Литмир - Электронная Библиотека
Содержание  
A
A

Вскоре капитан Маршельд понял, что долее двигаться ощупью очень рискованно, а потому, завидев чёлн с рыбарями, обрадовался. Уж они-то знают свою реку и станут лоцманами.

Их приняли на борт, двоих. Один назвался Иваном Рябовым, другой — Митькой Борисовым.

Как могли, объяснили русским, что идут в Архангельск, что груз у них торговый и что пути не знают и за награждение просят их провести.
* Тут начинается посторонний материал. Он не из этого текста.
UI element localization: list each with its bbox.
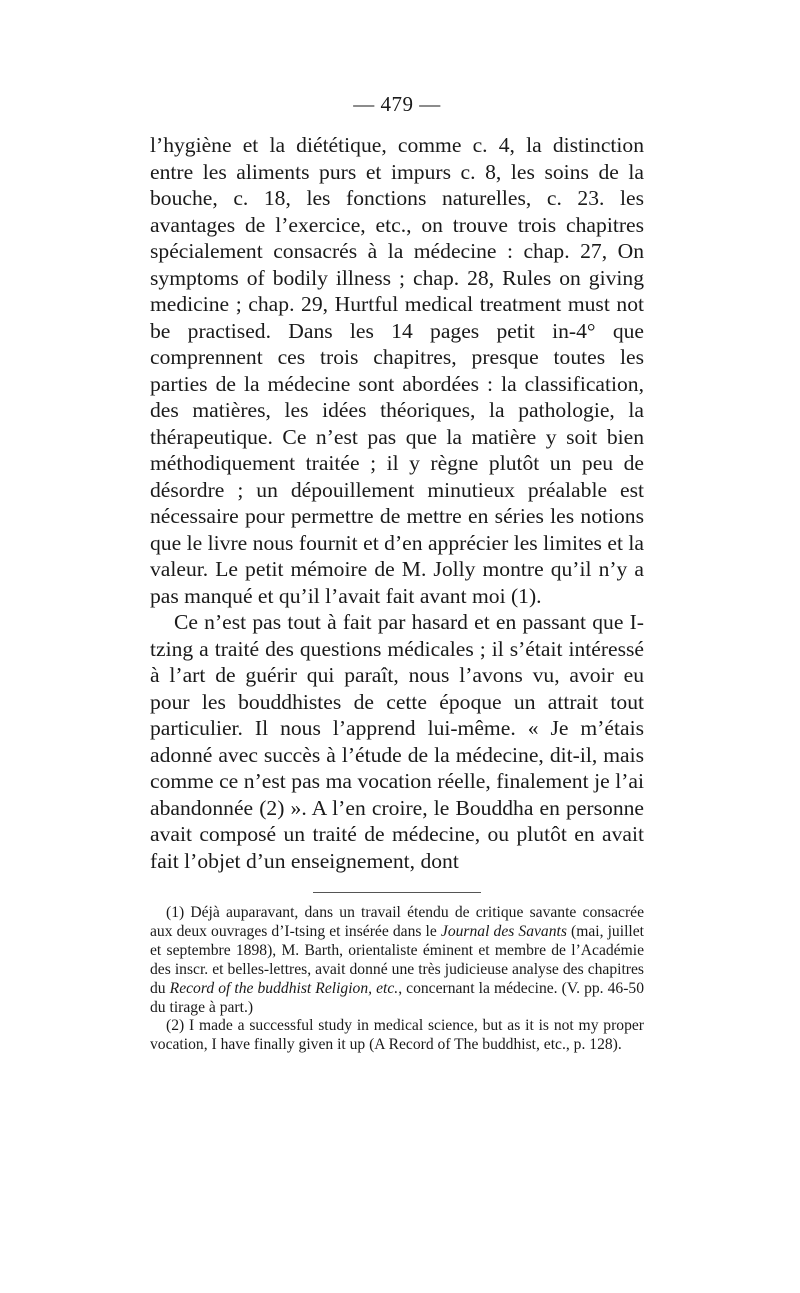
footnote-1-part-2: (mai, juillet et septembre 1898), M. Barth, orientaliste éminent et membre de l’Académie des inscr. et belles-lettres, avait donné une très judicieuse analyse des chapitres du	[150, 922, 644, 997]
footnote-separator	[313, 892, 481, 893]
paragraph-1: l’hygiène et la diététique, comme c. 4, la distinction entre les aliments purs et impurs c. 8, les soins de la bouche, c. 18, les fonctions naturelles, c. 23. les avantages de l’exercice, etc., on trouve trois chapitres spécialement consacrés à la médecine : chap. 27, On symptoms of bodily illness ; chap. 28, Rules on giving medicine ; chap. 29, Hurtful medical treatment must not be practised. Dans les 14 pages petit in-4° que comprennent ces trois chapitres, presque toutes les parties de la médecine sont abordées : la classification, des matières, les idées théoriques, la pathologie, la thérapeutique. Ce n’est pas que la matière y soit bien méthodiquement traitée ; il y règne plutôt un peu de désordre ; un dépouillement minutieux préalable est nécessaire pour permettre de mettre en séries les notions que le livre nous fournit et d’en apprécier les limites et la valeur. Le petit mémoire de M. Jolly montre qu’il n’y a pas manqué et qu’il l’avait fait avant moi (1).	[150, 133, 644, 608]
footnote-1-part-3: , concernant la médecine. (V. pp. 46-50 du tirage à part.)	[150, 979, 645, 1016]
footnotes	[150, 904, 644, 1055]
body-text	[150, 132, 644, 874]
book-page	[150, 92, 644, 1055]
page-number: — 479 —	[353, 92, 441, 116]
footnote-1	[150, 904, 644, 1017]
footnote-1-record-title: Record of the buddhist Religion, etc.	[169, 979, 399, 997]
footnote-1-journal-title: Journal des Savants	[440, 922, 567, 940]
footnote-1-part-1: (1) Déjà auparavant, dans un travail étendu de critique savante consacrée aux deux ouvrages d’I-tsing et insérée dans le	[150, 904, 644, 940]
footnote-2: (2) I made a successful study in medical science, but as it is not my proper vocation, I have finally given it up (A Record of The buddhist, etc., p. 128).	[150, 1017, 644, 1054]
paragraph-2: Ce n’est pas tout à fait par hasard et en passant que I-tzing a traité des questions médicales ; il s’était intéressé à l’art de guérir qui paraît, nous l’avons vu, avoir eu pour les bouddhistes de cette époque un attrait tout particulier. Il nous l’apprend lui-même. « Je m’étais adonné avec succès à l’étude de la médecine, dit-il, mais comme ce n’est pas ma vocation réelle, finalement je l’ai abandonnée (2) ». A l’en croire, le Bouddha en personne avait composé un traité de médecine, ou plutôt en avait fait l’objet d’un enseignement, dont	[150, 610, 644, 873]
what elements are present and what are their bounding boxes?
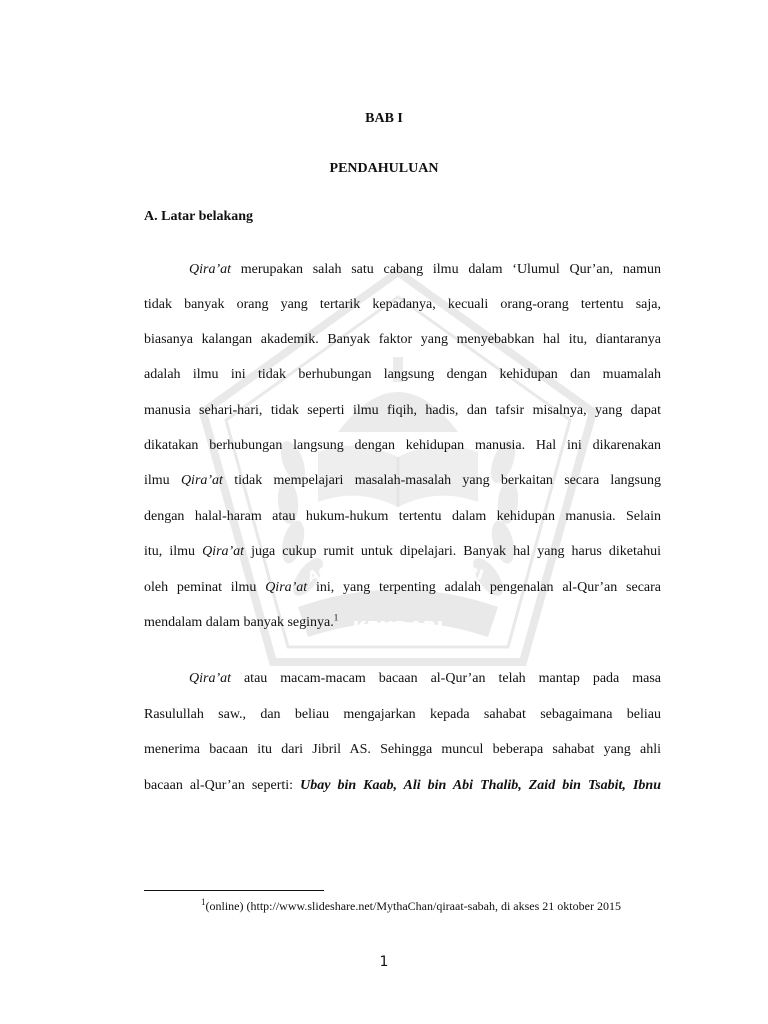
para1-line-2: tidak banyak orang yang tertarik kepadanya, kecuali orang-orang tertentu saja, <box>144 297 661 312</box>
footnote-divider <box>144 890 324 891</box>
para1-line-1: Qira’at merupakan salah satu cabang ilmu dalam ‘Ulumul Qur’an, namun <box>189 262 661 277</box>
para1-line-8: dengan halal-haram atau hukum-hukum tertentu dalam kehidupan manusia. Selain <box>144 509 661 524</box>
para1-line-10: oleh peminat ilmu Qira’at ini, yang terpenting adalah pengenalan al-Qur’an secara <box>144 580 661 595</box>
footnote-ref: 1 <box>333 612 339 623</box>
chapter-label: BAB I <box>365 111 403 126</box>
section-heading: A. Latar belakang <box>144 209 254 224</box>
para2-line-2: Rasulullah saw., dan beliau mengajarkan kepada sahabat sebagaimana beliau <box>144 707 661 722</box>
para1-line-6: dikatakan berhubungan langsung dengan kehidupan manusia. Hal ini dikarenakan <box>144 438 661 453</box>
para1-line-7: ilmu Qira’at tidak mempelajari masalah-masalah yang berkaitan secara langsung <box>144 473 661 488</box>
watermark-city: KENDARI <box>352 618 444 639</box>
para1-line-3: biasanya kalangan akademik. Banyak faktor yang menyebabkan hal itu, diantaranya <box>144 332 661 347</box>
para1-line-9: itu, ilmu Qira’at juga cukup rumit untuk dipelajari. Banyak hal yang harus diketahui <box>144 544 662 559</box>
para1-line-5: manusia sehari-hari, tidak seperti ilmu fiqih, hadis, dan tafsir misalnya, yang dapat <box>144 403 661 418</box>
watermark-ring-text: AGAMA ISLAM NEGERI <box>305 554 486 586</box>
page-number: 1 <box>379 954 389 970</box>
para2-line-1: Qira’at atau macam-macam bacaan al-Qur’an telah mantap pada masa <box>189 671 661 686</box>
para2-line-3: menerima bacaan itu dari Jibril AS. Sehingga muncul beberapa sahabat yang ahli <box>144 742 661 757</box>
para1-line-11: mendalam dalam banyak seginya.$^1$ <box>144 612 339 630</box>
footnote: $^1$(online) (http://www.slideshare.net/MythaChan/qiraat-sabah, di akses 21 oktober 2015 <box>201 897 621 913</box>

   — Каки-таки купцы, — перемолвились меж собою оба, — вишь, сколь у них пушек, того у купцов не бывает. Неладно что-то.

   — Проведём их куды надо. Видать, недоброе задумали, — молвил Иван. — Благо, они по-нашему не разумеют.

Стали за штурвал головного фрегата. Жестами объяснили, что остальные суда должны двигаться в кильватер.

Отмель была широкой и постепенно повышавшейся. Шведы шли прямо на неё. Они поняли, что попали в ловушку, когда передовой фрегат глубоко врезался в песок.

   — Ага, мерзавцы, вот мы вам зададим! — взбесился капитан Маршельд. Он приказал сковать обоих рыбаков. Однако Борисов смекнул, что их ожидает, и неожиданно сорвался с места и прыгнул за борт. Рябов не успел — капитан выхватил пистолет и поразил его выстрелом.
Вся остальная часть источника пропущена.